An empirical infrared transit spectrum of Earth: opacity windows and biosignatures

TL;DR

This study constructs an infrared transit spectrum of Earth using satellite data, analyzing atmospheric windows and biosignatures, and explores the potential for detecting Earth-like exoplanet atmospheres with future telescopes.

Contribution

It provides the first empirical infrared transit spectrum of Earth and assesses the detectability of atmospheric components and biosignatures in exoplanets.

Findings

Infrared windows allow partial observation of Earth's lower atmosphere.

High-resolution spectroscopy can detect key atmospheric gases like CO2, H2O, O3, and CH4.

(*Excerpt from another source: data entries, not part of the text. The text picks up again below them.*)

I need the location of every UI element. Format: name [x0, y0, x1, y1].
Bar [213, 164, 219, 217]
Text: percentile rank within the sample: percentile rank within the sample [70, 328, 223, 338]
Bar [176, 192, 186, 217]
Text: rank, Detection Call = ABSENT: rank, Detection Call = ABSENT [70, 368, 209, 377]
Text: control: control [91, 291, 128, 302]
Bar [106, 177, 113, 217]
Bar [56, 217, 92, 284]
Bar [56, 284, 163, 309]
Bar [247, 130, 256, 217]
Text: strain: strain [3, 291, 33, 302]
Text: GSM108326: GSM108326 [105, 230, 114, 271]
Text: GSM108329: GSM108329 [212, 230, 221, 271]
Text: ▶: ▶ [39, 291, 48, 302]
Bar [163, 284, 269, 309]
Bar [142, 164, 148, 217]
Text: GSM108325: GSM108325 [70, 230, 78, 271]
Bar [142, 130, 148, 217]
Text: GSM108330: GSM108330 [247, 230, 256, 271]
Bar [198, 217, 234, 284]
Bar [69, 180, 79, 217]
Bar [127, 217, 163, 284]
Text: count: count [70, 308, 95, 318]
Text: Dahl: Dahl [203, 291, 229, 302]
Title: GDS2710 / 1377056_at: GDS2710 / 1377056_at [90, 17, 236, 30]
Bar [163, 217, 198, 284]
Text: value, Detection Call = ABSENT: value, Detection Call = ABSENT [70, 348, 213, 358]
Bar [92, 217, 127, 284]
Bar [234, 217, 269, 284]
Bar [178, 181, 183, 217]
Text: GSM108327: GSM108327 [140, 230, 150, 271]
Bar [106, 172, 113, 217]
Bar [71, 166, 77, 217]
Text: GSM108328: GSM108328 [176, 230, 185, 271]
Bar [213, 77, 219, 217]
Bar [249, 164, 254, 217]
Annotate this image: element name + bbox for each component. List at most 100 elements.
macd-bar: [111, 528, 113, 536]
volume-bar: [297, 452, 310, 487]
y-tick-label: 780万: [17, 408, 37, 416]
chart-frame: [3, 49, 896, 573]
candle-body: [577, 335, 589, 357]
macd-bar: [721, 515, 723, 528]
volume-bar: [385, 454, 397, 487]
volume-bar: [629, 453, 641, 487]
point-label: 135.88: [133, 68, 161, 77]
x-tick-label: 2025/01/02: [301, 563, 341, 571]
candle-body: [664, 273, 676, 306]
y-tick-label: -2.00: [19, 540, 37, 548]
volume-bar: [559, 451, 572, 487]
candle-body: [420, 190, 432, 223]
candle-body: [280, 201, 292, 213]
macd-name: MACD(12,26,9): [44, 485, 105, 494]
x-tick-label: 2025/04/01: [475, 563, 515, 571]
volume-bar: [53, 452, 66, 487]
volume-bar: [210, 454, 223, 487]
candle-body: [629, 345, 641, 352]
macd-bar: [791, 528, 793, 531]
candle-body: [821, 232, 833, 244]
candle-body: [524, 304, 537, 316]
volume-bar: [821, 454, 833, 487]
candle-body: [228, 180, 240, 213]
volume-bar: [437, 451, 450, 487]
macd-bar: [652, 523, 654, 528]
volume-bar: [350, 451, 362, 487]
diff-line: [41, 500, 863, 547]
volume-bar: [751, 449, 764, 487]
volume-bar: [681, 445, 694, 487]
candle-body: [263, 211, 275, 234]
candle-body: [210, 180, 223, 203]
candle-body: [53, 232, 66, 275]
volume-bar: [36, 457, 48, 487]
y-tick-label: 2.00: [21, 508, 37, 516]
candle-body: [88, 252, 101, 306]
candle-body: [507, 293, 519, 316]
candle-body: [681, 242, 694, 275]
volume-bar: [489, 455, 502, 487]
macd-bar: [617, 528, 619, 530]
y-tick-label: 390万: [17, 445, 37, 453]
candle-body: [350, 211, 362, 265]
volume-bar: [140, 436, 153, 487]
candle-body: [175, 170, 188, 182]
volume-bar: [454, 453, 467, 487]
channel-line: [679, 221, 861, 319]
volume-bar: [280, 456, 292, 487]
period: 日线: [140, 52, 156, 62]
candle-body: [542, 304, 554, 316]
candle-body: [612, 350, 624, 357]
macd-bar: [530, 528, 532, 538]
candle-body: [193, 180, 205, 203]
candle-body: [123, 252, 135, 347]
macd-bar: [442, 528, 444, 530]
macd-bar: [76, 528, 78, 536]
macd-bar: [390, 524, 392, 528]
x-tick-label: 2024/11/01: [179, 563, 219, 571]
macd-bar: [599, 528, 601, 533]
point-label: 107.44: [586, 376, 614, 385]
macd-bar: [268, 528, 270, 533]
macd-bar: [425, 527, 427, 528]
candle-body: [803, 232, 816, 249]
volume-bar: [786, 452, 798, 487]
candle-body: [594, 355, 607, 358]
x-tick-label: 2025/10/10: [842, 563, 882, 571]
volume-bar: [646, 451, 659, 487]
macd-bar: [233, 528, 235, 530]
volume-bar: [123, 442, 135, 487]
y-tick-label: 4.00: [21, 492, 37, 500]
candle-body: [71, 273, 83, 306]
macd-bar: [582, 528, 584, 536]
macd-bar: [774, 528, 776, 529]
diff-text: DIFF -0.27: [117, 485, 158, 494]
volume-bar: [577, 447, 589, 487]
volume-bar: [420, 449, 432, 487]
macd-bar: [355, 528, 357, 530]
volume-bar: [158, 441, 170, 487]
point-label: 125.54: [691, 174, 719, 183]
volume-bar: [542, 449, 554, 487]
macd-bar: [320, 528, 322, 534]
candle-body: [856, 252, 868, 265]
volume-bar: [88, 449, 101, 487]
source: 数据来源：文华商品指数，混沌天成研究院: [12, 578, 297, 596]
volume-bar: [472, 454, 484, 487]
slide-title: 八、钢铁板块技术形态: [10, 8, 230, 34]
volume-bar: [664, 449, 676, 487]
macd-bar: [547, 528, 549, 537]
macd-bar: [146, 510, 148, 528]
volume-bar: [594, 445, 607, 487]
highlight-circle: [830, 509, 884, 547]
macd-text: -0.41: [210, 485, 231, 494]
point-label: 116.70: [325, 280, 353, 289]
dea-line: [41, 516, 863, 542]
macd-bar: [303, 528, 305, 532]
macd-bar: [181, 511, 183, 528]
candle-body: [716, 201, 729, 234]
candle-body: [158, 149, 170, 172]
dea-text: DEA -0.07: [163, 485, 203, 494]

Detection feasibility varies with spectral resolution and observational campaign duration.

Abstract

The Atmospheric Chemistry Experiment's Fourier Transform Spectrometer on the SCISAT satellite has been measuring infrared transmission spectra of Earth during Solar occultations since 2004. We use these data to build an infrared transit spectrum of Earth. Regions of low atmospheric opacity, known as windows, are of particular interest, as they permit observations of the planet's lower atmosphere. Even in the absence of clouds or refraction, imperfect transmittance leads to a minimum effective thickness of $h_{min} \approx 4$ km in the 10--12$\mu$m opacity window at a spectral resolution of $R=10^3$. Nonetheless, at $R=10^5$, the maximum transmittance at the surface is around 70%. In principle, one can probe the troposphere of an Earth-like planet via high-dispersion transit spectroscopy in the mid-infrared; in practice aerosols and/or refraction likely make this impossible. We simulate the transit spectrum of an Earth-like planet in the TRAPPIST-1 system. We find that a long-term near-infrared campaign with JWST could readily detect CO$_2$, establishing the presence of an atmosphere. A mid-IR campaign or longer NIR campaign would be more challenging, but in principle could detect H$_2$O and the biosignatures O$_3$ and CH$_4$.